Wednesday, 27 June 2018



 When action potential travels along an axon after it reaches the branching end of axon terminal called the end bulb. The synapse is the space between the axon of one neuron and the dendrite of another neuron or effector cell. The space (junction) between the end bulb and the dendrite of the next neuron is the synaptic cleft.
 The neuron carrying the action potential toward a synapse is the presynaptic (“before the synapse”) neuron. It initiates a response in the segment of a postsynaptic (“after the synapse”) neuron leading away from the synapse. The presynaptic cell is a neuron, but the postsynaptic cell can be always neuron, gland cell or muscle cell.

Types of Synapses

Synapses can be electrical or chemical.

Electrical synapse

Electrical synapse, nerve impulses transmit nerve impulses, directly from neuron to neuron when positively charged ions move from one neuron to the next. These ions depolarize the postsynaptic membrane, as though the two neurons were electrically coupled. An electrical synapse can rapidly transmit impulses in both directions. Electrical synapses are common in fishes and that give the their ability to dart swiftly away from a threatening predator.

Chemical synapse

In a chemical synapse, two cells communicate through the chemical agent called a neurotransmitter, that release from the presynaptic neuron. A neurotransmitter changes the resting potential in the plasma membrane of the receptive segment of the postsynaptic cell, creating an action potential in that cell, which continues the transmission of the impulse.
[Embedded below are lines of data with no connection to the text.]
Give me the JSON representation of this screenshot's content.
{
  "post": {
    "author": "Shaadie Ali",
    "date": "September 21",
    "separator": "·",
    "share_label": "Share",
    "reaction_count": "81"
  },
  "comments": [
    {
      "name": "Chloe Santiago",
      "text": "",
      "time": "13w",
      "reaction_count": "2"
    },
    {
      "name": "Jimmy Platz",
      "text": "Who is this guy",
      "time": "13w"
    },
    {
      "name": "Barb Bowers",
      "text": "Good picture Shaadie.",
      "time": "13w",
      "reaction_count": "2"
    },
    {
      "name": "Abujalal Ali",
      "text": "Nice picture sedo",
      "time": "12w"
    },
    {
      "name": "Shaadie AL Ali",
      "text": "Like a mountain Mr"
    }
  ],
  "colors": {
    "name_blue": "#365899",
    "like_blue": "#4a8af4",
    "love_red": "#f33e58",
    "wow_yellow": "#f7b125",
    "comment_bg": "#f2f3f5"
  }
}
When a nerve impulse reaches an end bulb, it causes storage vesicles (containing the chemical neurotransmitter) to fuse with the plasma membrane. The vesicles release the neurotransmitter
by exocytosis into the synaptic cleft (figure ). One common neurotransmitter is the chemical acetylcholine; another is norepinephrine. (More than 50 other possible transmitters are known.)
When the released neurotransmitter (e.g., acetylcholine) binds with receptor protein sites in the postsynaptic membrane, it causes a depolarization similar to that of the presynaptic cell. As a
result, the impulse continues its path to an eventual effector. Once acetylcholine has crossed the synaptic cleft, the enzyme acetylcholinesterase quickly inactivates it. Without this breakdown, acetylcholine would remain and would continually stimulate the postsynaptic cell, leading to a diseased state. You have probably created a similar diseased state at the synapses of the fleas on your dog or cat. The active ingredient in most flea sprays and powders is parathion. It prevents the breakdown of acetylcholine in the fleas, as well as pets and people. However, because fleas are so small, the low dose that immobilizes the fleas does not affect pets or humans.